Looking to get my first property in the coming months, and a HELOC is my best financing option. Looking for a little advice on how to choose a HELOC based on making payments.
I can get a $70k LOC with a 95% LTV heloc from a local credit union. Payments at 1% would be $700/month. That seems obviously too high to lump into future rental income, so I'd want to pay that heloc back ASAP (for that reason, I'm mainly considering a BRRRR or buy and flip). Are there creative ways to make HELOC payments that are too high to lump into a deal? Can you use money from a HELOC to make those payments? For example, can I take out $70k, but set aside $8400 (and only use $61,600 on the property) to make the first 12 months of payments until I can flip and sell or refi? I also have $10k sitting aside, earmarked for investing. Would it be (un)wise to use that $10k to make the payments for up to a year?
Another option would be to take a 90% LTV loan from a different credit union that is interest-only. Much more affordable payments and I could likely lump those into the deal.
Either way, I'd be wanting to pay the LOC back within 6-12 months to free that money up and move onto the next deal.
Thanks for any thoughts. I'm a newbie, so happy to receive any thumbs up, thumbs down, and/or suggestions that will move me forward.
Technically you can do anything you want with a HELOC. I would try to get an interest-only HELOC and use it towards a BRRR or flip. Your strategy is essentially using 100% financing for your deal and can work if you have the numbers calculated correctly and keep some cash on the side as well.
If the payments are too high in the beginning, it won't magically get better in the middle or at the end. As the saying goes, deals are made in the front end, not the back end.
I went through my local bank and received 80% LTV @ 4.5% interest only payments like @Bob Okenwa mentioned.
I can pay off at least half of the HELOC once I refinance this duplex im in the process of buying now. But I wanted to make sure that I could add equity to it from the start.

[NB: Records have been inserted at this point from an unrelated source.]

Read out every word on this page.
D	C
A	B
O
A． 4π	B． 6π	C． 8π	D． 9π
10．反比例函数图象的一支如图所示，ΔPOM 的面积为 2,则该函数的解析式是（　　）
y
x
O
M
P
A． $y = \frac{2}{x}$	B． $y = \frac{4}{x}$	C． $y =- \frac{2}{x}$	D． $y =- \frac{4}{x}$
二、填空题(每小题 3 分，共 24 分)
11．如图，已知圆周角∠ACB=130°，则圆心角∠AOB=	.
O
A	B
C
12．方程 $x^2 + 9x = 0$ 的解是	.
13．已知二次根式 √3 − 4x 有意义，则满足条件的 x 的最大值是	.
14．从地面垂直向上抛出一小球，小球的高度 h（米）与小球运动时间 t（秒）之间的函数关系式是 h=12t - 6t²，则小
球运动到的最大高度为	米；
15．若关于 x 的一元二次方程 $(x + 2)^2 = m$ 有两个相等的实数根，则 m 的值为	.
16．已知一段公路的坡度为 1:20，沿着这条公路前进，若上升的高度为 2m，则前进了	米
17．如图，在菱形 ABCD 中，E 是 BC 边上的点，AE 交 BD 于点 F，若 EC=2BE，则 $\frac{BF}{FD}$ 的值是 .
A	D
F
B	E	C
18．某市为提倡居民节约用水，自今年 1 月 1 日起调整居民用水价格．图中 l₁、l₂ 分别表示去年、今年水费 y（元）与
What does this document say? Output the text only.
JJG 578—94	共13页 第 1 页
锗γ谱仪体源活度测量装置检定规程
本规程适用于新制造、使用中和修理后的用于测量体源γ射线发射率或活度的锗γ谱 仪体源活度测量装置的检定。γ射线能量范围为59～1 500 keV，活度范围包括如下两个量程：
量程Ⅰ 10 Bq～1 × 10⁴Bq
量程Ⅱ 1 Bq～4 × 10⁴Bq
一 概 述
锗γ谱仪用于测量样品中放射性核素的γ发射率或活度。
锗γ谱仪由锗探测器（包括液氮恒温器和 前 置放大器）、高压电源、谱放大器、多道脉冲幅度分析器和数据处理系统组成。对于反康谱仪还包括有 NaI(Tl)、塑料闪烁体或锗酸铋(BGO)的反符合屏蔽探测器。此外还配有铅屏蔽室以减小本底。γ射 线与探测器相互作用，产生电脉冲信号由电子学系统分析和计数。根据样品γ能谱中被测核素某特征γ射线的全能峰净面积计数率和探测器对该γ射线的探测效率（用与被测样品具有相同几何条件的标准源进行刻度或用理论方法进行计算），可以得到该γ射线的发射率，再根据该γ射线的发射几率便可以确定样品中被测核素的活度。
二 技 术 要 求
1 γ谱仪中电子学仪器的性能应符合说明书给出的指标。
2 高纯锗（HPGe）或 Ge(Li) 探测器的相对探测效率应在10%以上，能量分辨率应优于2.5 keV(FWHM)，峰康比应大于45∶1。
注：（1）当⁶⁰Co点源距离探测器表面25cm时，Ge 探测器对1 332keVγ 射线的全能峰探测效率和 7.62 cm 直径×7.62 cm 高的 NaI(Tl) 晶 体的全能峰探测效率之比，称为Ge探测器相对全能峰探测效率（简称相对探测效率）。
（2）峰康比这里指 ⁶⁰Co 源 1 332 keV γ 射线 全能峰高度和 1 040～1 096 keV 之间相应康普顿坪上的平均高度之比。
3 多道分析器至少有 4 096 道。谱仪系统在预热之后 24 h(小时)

Just to clarify, my goal is to only go after a deal that gives me (and my money) an exit strategy in 6-12 months. I don't plan to carry a balance on the heloc for any given property longer than 12 months. Ideally, I'd love to BRRRR, pay the heloc balance with the refi, and let it sit at balance $0 with no more payments until the next deal.
@James Clements yes, the goal would be to find a deal that I can fund all on my own, which would be made easier if I go the route of the 95% heloc - it gives me $20k more in hand. If I go with the 90% interest-only, there's a greater likelihood of needing to partner with a private investor.
Question: you said I should go interest- only especially because this is a short-term strategy. Can you explain more about why that is? I was thinking because it's short-term, I can temporarily swing the large payments for a few months, until I can pay it back after a refi. The benefit being more money in hand, and no need to pay back an investor. Thanks for your thoughts!